Success Story: Estimating Effects of HIV PrEP on Gonorrhea and Chlamydia Cases

At a glance

With increased use of preexposure prophylaxis (PrEP), some individuals may take more risks (like reduced condom use), which could lead to higher rates of sexually transmitted infections (STI). A modeling study shows that increased PrEP coverage combined with increased STI screening would reduce STI incidence.

PrEP modeling study

Preexposure prophylaxis (PrEP) is highly effective (over 95%) for preventing human immunodeficiency virus (HIV) infection among men who have sex with men (MSM). The Centers for Disease Control and Prevention (CDC) clinical practice guidelines for PrEP recommend sexually transmitted infection (STI) screening at least every 6 months after starting PrEP.

Screening for STIs is an important part of PrEP clinical follow-up and monitoring. It allows for early detection and treatment of STIs that would otherwise go undetected, such as asymptomatic rectal chlamydia and gonorrhea.

However, increased PrEP use raises concern of risk compensation (e.g., reduced condom use) that could lead to higher STI infections.

Approach

In an open-label clinical cohort study in California, researchers found that within 12 months of starting medication, men on PrEP reported no new HIV infections.
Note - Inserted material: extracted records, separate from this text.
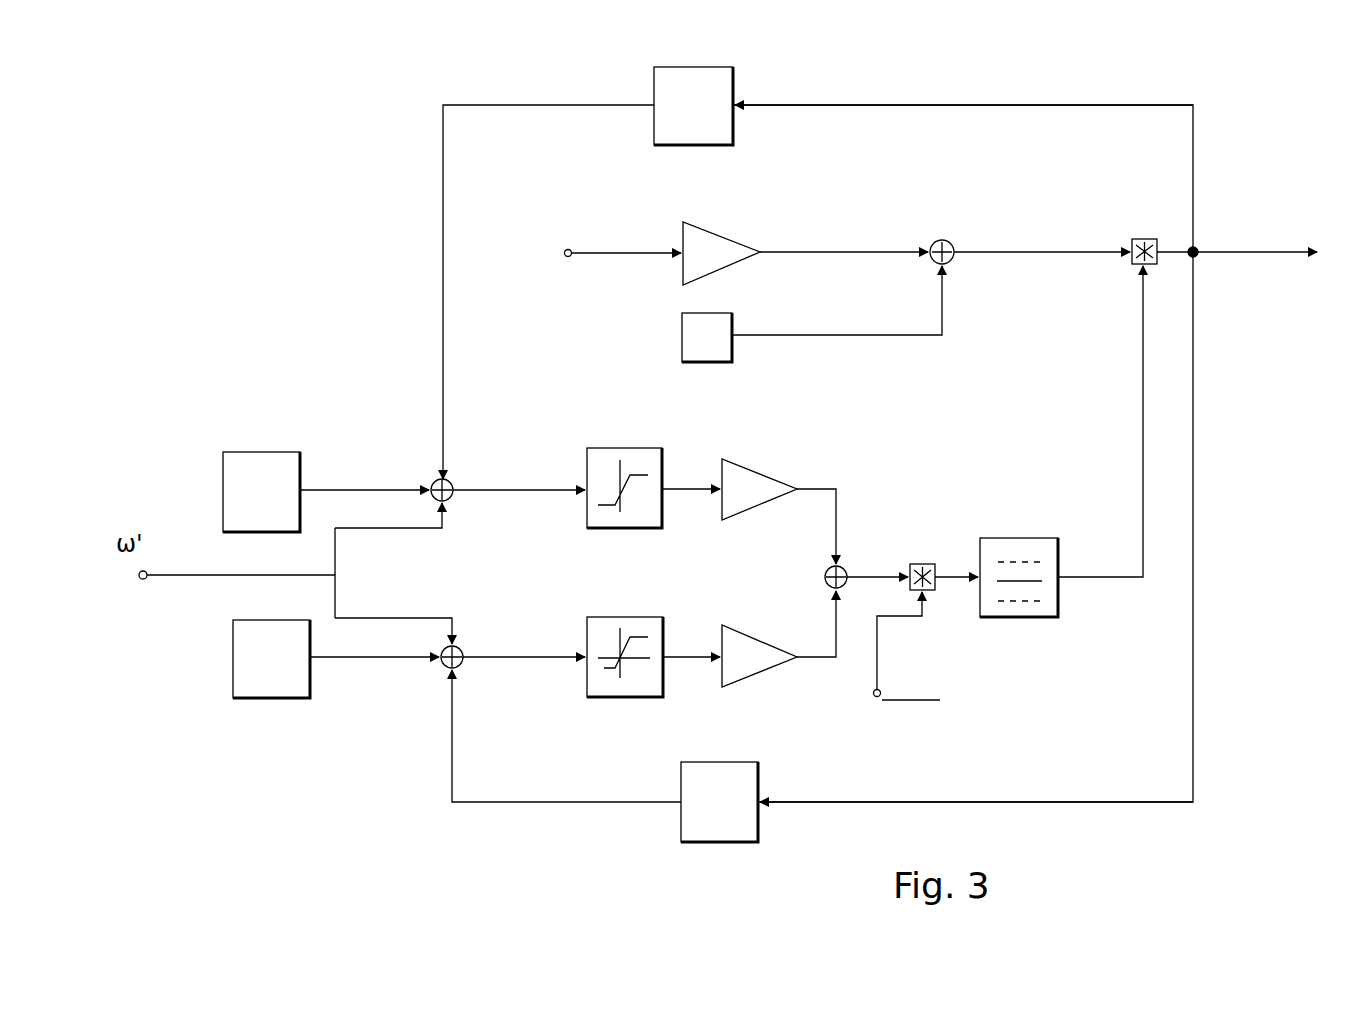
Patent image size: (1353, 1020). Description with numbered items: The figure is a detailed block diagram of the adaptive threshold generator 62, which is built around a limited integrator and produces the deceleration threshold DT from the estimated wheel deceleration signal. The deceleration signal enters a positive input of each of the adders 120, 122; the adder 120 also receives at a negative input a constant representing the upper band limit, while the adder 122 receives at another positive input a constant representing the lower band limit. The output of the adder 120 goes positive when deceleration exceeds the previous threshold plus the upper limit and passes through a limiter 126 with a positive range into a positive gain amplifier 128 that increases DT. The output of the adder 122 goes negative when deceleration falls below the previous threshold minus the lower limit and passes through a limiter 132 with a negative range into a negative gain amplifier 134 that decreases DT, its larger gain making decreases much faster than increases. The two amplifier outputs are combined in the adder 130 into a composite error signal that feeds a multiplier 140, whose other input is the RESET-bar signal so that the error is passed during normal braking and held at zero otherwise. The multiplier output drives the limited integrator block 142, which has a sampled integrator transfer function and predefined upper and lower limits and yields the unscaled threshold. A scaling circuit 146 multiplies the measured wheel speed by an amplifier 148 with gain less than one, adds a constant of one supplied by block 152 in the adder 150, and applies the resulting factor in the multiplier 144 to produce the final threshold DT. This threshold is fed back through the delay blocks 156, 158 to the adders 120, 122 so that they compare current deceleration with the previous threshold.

The adaptive threshold generator 62 is at (1240, 840).
The adder 120 is at (452, 500).
The adder 122 is at (462, 652).
The limiter 126 is at (608, 448).
The positive gain amplifier 128 is at (721, 470).
The adder 130 is at (847, 572).
The limiter 132 is at (605, 617).
The negative gain amplifier 134 is at (745, 688).
The multiplier 140 is at (924, 563).
The limited integrator block 142 is at (1045, 538).
The multiplier 144 is at (1143, 238).
The scaling circuit 146 is at (795, 212).
The amplifier 148 is at (706, 222).
The adder 150 is at (950, 238).
The constant block 152 is at (732, 350).
The delay block 156 is at (712, 67).
The delay block 158 is at (680, 782).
However, 50% were diagnosed with an STI.

High STI incidence was also reported in the PrEP Demo Project, where the STI rate was 90 per 100 person-years.

There are several explanations for higher STI incidence among MSM taking PrEP (e.g., increased screening). The main cause, however, would be behavioral risk compensation, or MSM who initiate PrEP but reduce STI prevention strategies.

Estimates of whether risk compensation occurs among MSM on PrEP, and by how much, have been mixed. The PrEP Demo Project saw no increase in condomless anal intercourse, consistent with the iPrEx trial. The California clinic-based cohort, however, saw 41% of PrEP users reduce condom use.

The PROUD trial tested immediate vs. postponed PrEP initiation. It found increases in reported risk behavior for those on PrEP but no differences in the STI incidence rates between the groups. In that population, STI rates were high at the baseline and continued to rise during the study.

This NEEMA study investigated STI rates and risk compensation change as PrEP coverage increases. A model examined urogenital gonorrhea and chlamydia infections against varying levels of PrEP coverage, risk compensation, and STI screening frequency.

Results

In a hypothetical scenario of 40% PrEP coverage and 40% reduction of condom use with STI screening every 6 months, 42% of gonorrhea and 40% of chlamydia infections would be prevented over the next decade.

Doubling risk compensation to 80% would still result in fewer STIs compared to no PrEP coverage. STIs decreased because PrEP-related STI screening resulted in a 17% and 16% absolute increase in the treatment of asymptomatic and rectal STIs, respectively.

Increasing screening frequency and treatment to every 4 months reduced STI incidence by an additional 50% when compared to intervals of every 6 months.

Lessons learned

This NEEMA study shows that implementation of the CDC PrEP guidelines while scaling up PrEP coverage could result in a significant decrease in STI incidence among MSM. The study highlights the design of PrEP not only as HIV prevention but also as combination HIV/STI prevention. This is because it incorporates STI screening and treatment.

Additionally, this study demonstrates evidence that increasing the screening frequency (and timely treatment) to every 4 months rather than every 6 months would reduce STI incidence further.

  • Jenness SM, Weiss KM, Goodreau SM, Gift T, Chesson H, Hoover KW, Smith DK, Liu AY, Sullivan PS, Rosenberg ES. Incidence of Gonorrhea and Chlamydia Following Human Immunodeficiency Virus Preexposure Prophylaxis Among Men Who Have Sex With Men: A Modeling Study. Clin Infect Dis. 2017;65(5):712-8.